In einem alphabetischen Lexikon erläutert die Künstlerin begleitend zur Ausstellung Begriffe, die für sie von zentraler Bedeutung sind. Anders als in einem Lexikon finden sich hier jedoch keine um Genauigkeit bemühten Definitionen. Einen Schlüsselbegriff wie "Exposition / Ausstellung" dehnt sie so weit, bis er die Bedingung menschlicher Existenz umfasst: "Eine Ausstellung ist vor allem eine Erfahrung des Raums, die unter Umständen durch Objekte im Raum gemacht wird, welche einem anbieten, zu agieren oder zu reagieren, als Mittel zum Nachdenken, zum Bedenken dessen, was Menschsein bedeutet." Und der Eintrag zu "Rien / Nichts" lautet: "Das, was ist, wenn nichts mehr da ist. Von a zu a, einschließlich b, einschließlich dessen, was man sich unter a vorstellt." Nur in Hinblick auf die alphabetische Reihenfolge leistet das "Lexikon", was wir von einem Lexikon erwarten. Die sonst übliche Systematik akademischen Instrumentariums kommt nicht zur Anwendung. An ihre Stelle tritt eine poetische Qualität. Diese Vorgehensweise besitzt Ähnlichkeit mit der Pataphysik und ihren sinnfreien Parodien wissenschaftlicher Methoden; gleichzeitig steht sie in der Tradition von Künstlern wie Marcel Duchamp und Marcel Broodthaers, die u.a. die Mechanismen der Kunstbetrachtung untersucht haben.
Joëlle Tuerlinckx hat ihre Werke international u.a. im Reina Sofia, Palacio de Cristal, Madrid (2009), MAMCO in Genf (2007), The Drawing Center, New York (2006), und The Power Plant, Toronto (2005) gezeigt. In Deutschland ist sie durch die Teilnahme an der documenta 11 (2002) bekannt.

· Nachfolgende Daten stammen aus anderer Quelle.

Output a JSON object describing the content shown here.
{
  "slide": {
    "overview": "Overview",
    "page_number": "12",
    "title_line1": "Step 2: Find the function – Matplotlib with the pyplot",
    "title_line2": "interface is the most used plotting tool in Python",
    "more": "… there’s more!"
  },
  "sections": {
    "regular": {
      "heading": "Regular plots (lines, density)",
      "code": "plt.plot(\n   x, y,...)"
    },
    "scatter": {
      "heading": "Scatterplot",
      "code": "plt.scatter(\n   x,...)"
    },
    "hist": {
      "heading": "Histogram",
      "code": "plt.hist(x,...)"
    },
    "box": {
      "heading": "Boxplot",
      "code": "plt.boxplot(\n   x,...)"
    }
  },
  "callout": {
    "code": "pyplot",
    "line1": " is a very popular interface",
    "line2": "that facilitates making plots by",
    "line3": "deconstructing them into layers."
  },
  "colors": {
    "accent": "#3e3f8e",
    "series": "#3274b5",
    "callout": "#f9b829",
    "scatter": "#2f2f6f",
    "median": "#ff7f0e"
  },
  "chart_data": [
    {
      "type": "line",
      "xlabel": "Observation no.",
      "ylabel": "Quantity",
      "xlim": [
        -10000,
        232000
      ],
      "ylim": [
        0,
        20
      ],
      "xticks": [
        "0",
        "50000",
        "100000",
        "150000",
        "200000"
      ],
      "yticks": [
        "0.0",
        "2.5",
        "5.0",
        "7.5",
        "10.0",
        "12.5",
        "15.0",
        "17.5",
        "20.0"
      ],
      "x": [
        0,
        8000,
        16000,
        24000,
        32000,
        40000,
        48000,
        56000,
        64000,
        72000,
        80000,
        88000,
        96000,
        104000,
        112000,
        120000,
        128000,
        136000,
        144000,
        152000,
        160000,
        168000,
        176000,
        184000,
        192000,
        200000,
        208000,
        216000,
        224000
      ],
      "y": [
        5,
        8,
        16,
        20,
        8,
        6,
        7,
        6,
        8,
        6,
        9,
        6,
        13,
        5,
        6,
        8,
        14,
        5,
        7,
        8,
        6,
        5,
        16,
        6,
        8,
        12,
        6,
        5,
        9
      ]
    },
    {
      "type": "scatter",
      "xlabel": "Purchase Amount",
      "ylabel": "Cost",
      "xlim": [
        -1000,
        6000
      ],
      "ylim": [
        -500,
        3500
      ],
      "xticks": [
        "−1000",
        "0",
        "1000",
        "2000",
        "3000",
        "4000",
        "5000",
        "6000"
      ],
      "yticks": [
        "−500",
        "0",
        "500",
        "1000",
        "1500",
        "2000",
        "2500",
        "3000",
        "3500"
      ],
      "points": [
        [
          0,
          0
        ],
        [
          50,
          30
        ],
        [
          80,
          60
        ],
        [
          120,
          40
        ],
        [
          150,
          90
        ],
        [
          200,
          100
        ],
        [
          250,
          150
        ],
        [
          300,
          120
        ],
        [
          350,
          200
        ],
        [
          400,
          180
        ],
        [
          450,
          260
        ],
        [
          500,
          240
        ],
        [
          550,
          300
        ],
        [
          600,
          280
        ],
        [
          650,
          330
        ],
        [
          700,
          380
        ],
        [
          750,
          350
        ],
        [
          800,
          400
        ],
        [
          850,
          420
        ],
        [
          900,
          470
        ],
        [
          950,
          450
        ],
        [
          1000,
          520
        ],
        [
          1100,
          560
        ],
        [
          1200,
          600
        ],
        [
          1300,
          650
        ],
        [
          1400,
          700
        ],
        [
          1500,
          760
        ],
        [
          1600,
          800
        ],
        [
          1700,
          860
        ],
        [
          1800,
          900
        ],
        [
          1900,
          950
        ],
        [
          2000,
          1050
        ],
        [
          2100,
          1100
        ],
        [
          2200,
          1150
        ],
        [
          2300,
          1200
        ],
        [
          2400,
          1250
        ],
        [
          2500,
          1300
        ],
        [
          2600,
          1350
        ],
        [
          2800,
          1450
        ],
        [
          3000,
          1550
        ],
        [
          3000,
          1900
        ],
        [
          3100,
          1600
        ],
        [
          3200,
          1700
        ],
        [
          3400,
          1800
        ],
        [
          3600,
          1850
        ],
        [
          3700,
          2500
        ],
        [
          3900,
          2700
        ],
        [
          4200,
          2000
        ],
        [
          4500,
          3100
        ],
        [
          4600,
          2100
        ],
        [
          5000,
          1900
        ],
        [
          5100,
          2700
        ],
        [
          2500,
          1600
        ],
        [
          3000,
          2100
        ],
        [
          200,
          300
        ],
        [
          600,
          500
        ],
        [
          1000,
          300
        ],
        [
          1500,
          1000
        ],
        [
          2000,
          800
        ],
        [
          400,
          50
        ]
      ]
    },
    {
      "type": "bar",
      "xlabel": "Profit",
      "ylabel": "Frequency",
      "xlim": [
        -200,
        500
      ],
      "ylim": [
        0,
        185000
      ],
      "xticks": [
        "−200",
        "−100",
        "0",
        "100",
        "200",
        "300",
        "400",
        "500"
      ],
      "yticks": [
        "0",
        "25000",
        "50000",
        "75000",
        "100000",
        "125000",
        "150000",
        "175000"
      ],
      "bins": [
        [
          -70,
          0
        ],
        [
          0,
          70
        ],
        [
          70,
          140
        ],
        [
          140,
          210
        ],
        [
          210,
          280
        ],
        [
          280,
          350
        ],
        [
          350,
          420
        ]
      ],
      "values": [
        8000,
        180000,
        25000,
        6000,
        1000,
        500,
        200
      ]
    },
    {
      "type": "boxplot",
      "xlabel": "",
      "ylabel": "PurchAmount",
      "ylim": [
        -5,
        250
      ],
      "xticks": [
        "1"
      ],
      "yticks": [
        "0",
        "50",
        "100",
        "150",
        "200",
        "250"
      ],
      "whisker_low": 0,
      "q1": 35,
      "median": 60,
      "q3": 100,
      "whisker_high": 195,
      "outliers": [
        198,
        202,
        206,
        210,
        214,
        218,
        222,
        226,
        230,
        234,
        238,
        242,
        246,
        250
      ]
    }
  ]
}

Die Ausstellung ist im Anschluss vom 07.12.2013 - 09.02.2014 im Arnolfini in Bristol zu sehen. Kuratoren sind Dirk Snauwaert (Wiels, Brüssel), Julienne Lorz (Haus der Kunst), Tom Trevor und Axel Wieder (Arnolfini). Der Katalog erscheint bei Walther König, mit Beiträgen von Julienne Lorz, Catherine Mayeur, Dirk Snauwaert, Tom Trevor und Joëlle Tuerlinckx.